CB: What is the Wasatch fault system and how big is it?

JF: The Wasatch fault is what we call the normal fault. It accommodates extension. The western U.S., at least where we live, is being stretched from east to west. It goes from central Utah up into southern Idaho. It’s broken up into multiple segments. We’re on the Salt Lake City segment.

But when you have these large faults, you also have a lot of related faults. This may have occurred on one of those. It may have occurred on the Wasatch fault. 

CB: Tell me a little bit about the geologic makeup of the valley and how its composition might affect an earthquake.

JF: We have two main things. We have the mountains which are mainly bedrock — hard, hard rock. And then you have the valley here which is filled with a lot of lake sediments from old Lake Bonneville.

And when you have those types of sediments in these deep valleys, those tend to amplify the shaking. Since this earthquake occurred out towards Magna, a lot of amplified shaking is occurring out there. In addition, this earthquake was relatively shallow so that tends to cause a lot of higher energy ground shaking. 

When you have taller buildings, the higher you are in a building, the more amplified the ground shaking is. If there was anybody in some of the taller buildings in Salt Lake City, they probably felt a little more shaking than somebody on the ground floor.

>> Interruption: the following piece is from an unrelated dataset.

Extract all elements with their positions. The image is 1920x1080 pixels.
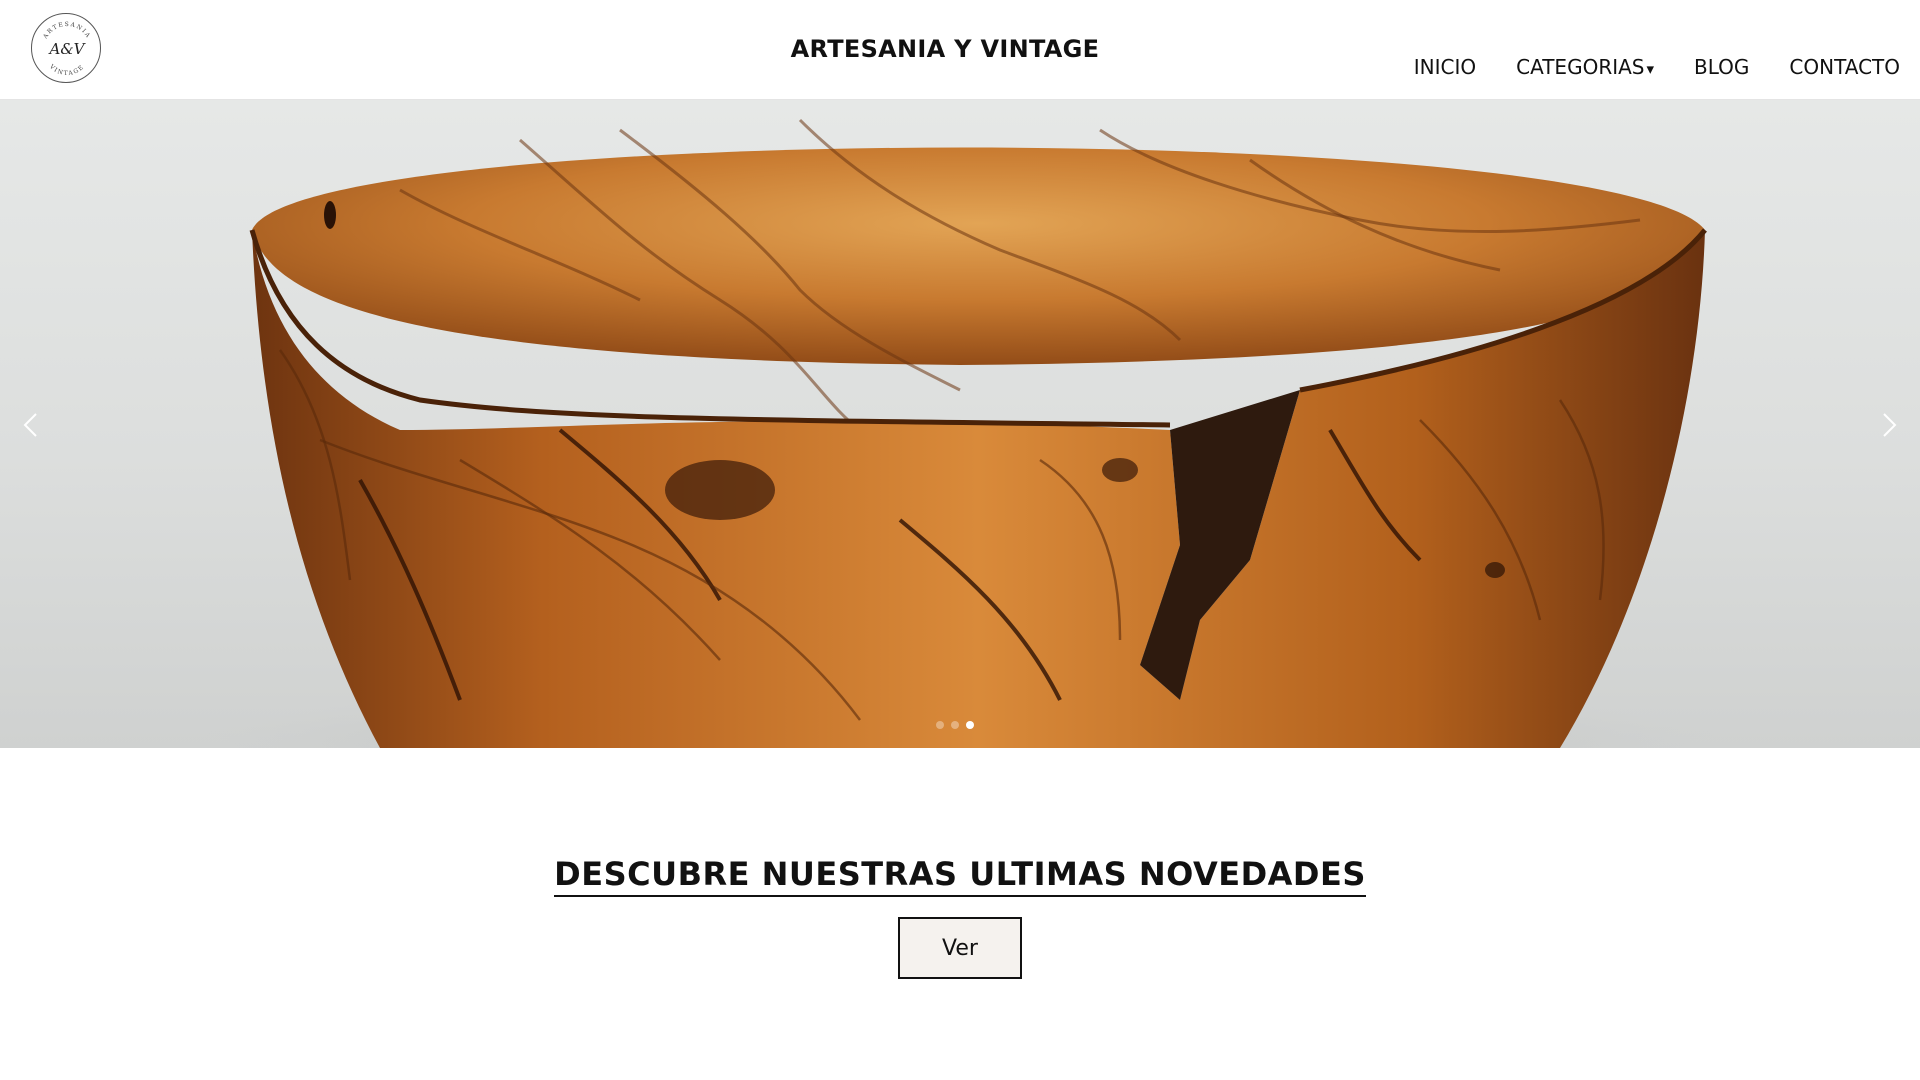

CB: Scientists have predicted the possibility of a large earthquake here in northern Utah along this Wasatch fault system. Was this it?

JF: No. This is what we call a moderate earthquake. We believe the Wasatch fault is capable of producing magnitudes of 7 to 7.5. This was a magnitude 5.7. So this really doesn't do anything to change when we’re going to get one of these larger 7 to 7.5 earthquakes. But this definitely does act as a reminder that we live in earthquake country and that earthquakes are going to occur here. They've occurred many times in the past and they're going to occur in the future.

CB: This definitely felt a little bit like a wake up call happening [just after] 7 a.m. What should people do with that information now that they have experienced a more moderate earthquake?

JF: Well, it's a perfect time to go over your earthquake preparedness, what your response would be. Grade yourself on how you responded to this one. See how you're gonna do better the next time when possibly the earthquake is larger. 

Right now, there's not a lot of damage. Travel right now is still happening at least on the roadways.

Of course, if we have one of these larger ones, then it'll be just much, much, much more. And the more that we can prepare, the more that we know what to do when you feel an earthquake, the better we’ll be. When you feel ground shaking — you may feel a lot more of this ground shaking in the next few days because we have quite a few aftershocks — you don't run outside. Drop, cover and hold until the ground shaking stops and then you take inventory of what's going on.

CB: What can scientists and researchers learn from today's earthquake?

JF: We'll take a hard look at this earthquake. We'll look at where it happened [and] figure out what fault system it happened on. We'll look at the aftershock sequence. The aftershock sequence right now looks quite intense.

The aftershock sequences tend to map out what part of the fault ruptured, so we can look at that. We can look at what type of earthquake it was, how deep it was, what level of ground shaking was felt throughout the valley. And we can use that to predict what level of ground shaking would be felt in a larger earthquake, so we can better model what type of damage we can expect in some of these large earthquakes.